As I am outfitting the ship it occurs to me that I can buy a few components to make it pack a little punch and be tougher than a child’s birthday party piñata. Not by much, being my first ship, but I figured I should make an effort. So I bought some upgrades for the Genesis which happened to be eight jumps away. I quickly figured out what this actually means: I have to actually go to the station where the part is to pick it up. This involved going out to the edge of “high sec” space, which worried me a little bit considering I hadn’t even got the skills and the ship upgrades I wanted to. The ones that I hope at least buy me a few additional seconds against beginner-level NPCs and other new players who aren’t well equipped for griefing guys like me. I was a little bit worried when I noticed the security rating on the system where I had to go for my new part. As it turns out, going from systems where the security rating is 1.0 (the highest) down to 0.5 is still considered “high security” space. I was relieved to know that I wasn’t taking as big a risk as I thought I was when I saw that security rating dropping.
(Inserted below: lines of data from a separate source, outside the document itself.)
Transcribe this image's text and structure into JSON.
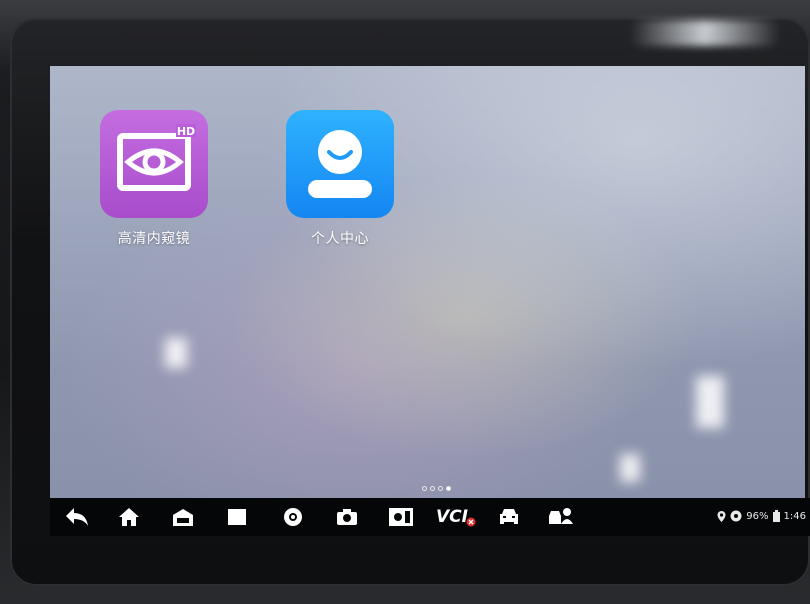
{
  "apps": [
    {
      "label": "高清内窥镜",
      "icon": "endoscope-eye-icon",
      "badge": "HD",
      "color": "#b95ed8"
    },
    {
      "label": "个人中心",
      "icon": "user-profile-icon",
      "color": "#1f9cfb"
    }
  ],
  "pager": {
    "pages": 4,
    "current": 4
  },
  "navbar": {
    "buttons": [
      {
        "name": "back-icon"
      },
      {
        "name": "home-icon"
      },
      {
        "name": "car-garage-icon"
      },
      {
        "name": "recent-apps-icon"
      },
      {
        "name": "browser-icon"
      },
      {
        "name": "camera-icon"
      },
      {
        "name": "screen-brightness-icon"
      },
      {
        "name": "vci-status-icon",
        "text": "VCI"
      },
      {
        "name": "vehicle-diagnosis-icon"
      },
      {
        "name": "vehicle-technician-icon"
      }
    ]
  },
  "status": {
    "battery": "96%",
    "time": "1:46"
  }
}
While high security is no guarantee that someone won’t try and blow up my ship for the lulz, it is at least comforting to know that the in-game police force will come harass them if they do.
And lastly, I find that I am cheating on my time limit, a little bit. One of the restrictions of being on a free account is that I can only have my character training three skills at one time, and the third skill must be scheduled to start within 24 hours. This means I could have been wasting oodles of training time (which increments in real-world time, not in-game time) if I didn’t go in and queue up more skills (which can be prerequisites for using cool new ships and components). So I’ve popped on for a couple minutes at a time each day outside my play time to keep the queue running and claim my Youil Festival gift crates. I expect this will calm down once my skills are up to the point where the next level is 7+ days away so I can leave it alone on any day when I am not actively playing. All of this to say, I am quite a fan of the balance CCP has achieved in giving me enough game for free that I want to check back in almost every day, but not too much for me to fail to see the value in subscribing and not necessarily drawing me in for huge amounts of time. I’ve got a brand new copy of Civ 6 sitting in my Steam inventory for when I am ready to risk having a video game attempt to eat my soul. I am at least saving my delve into that rabbit hole for an evening when I don’t have to work the next day.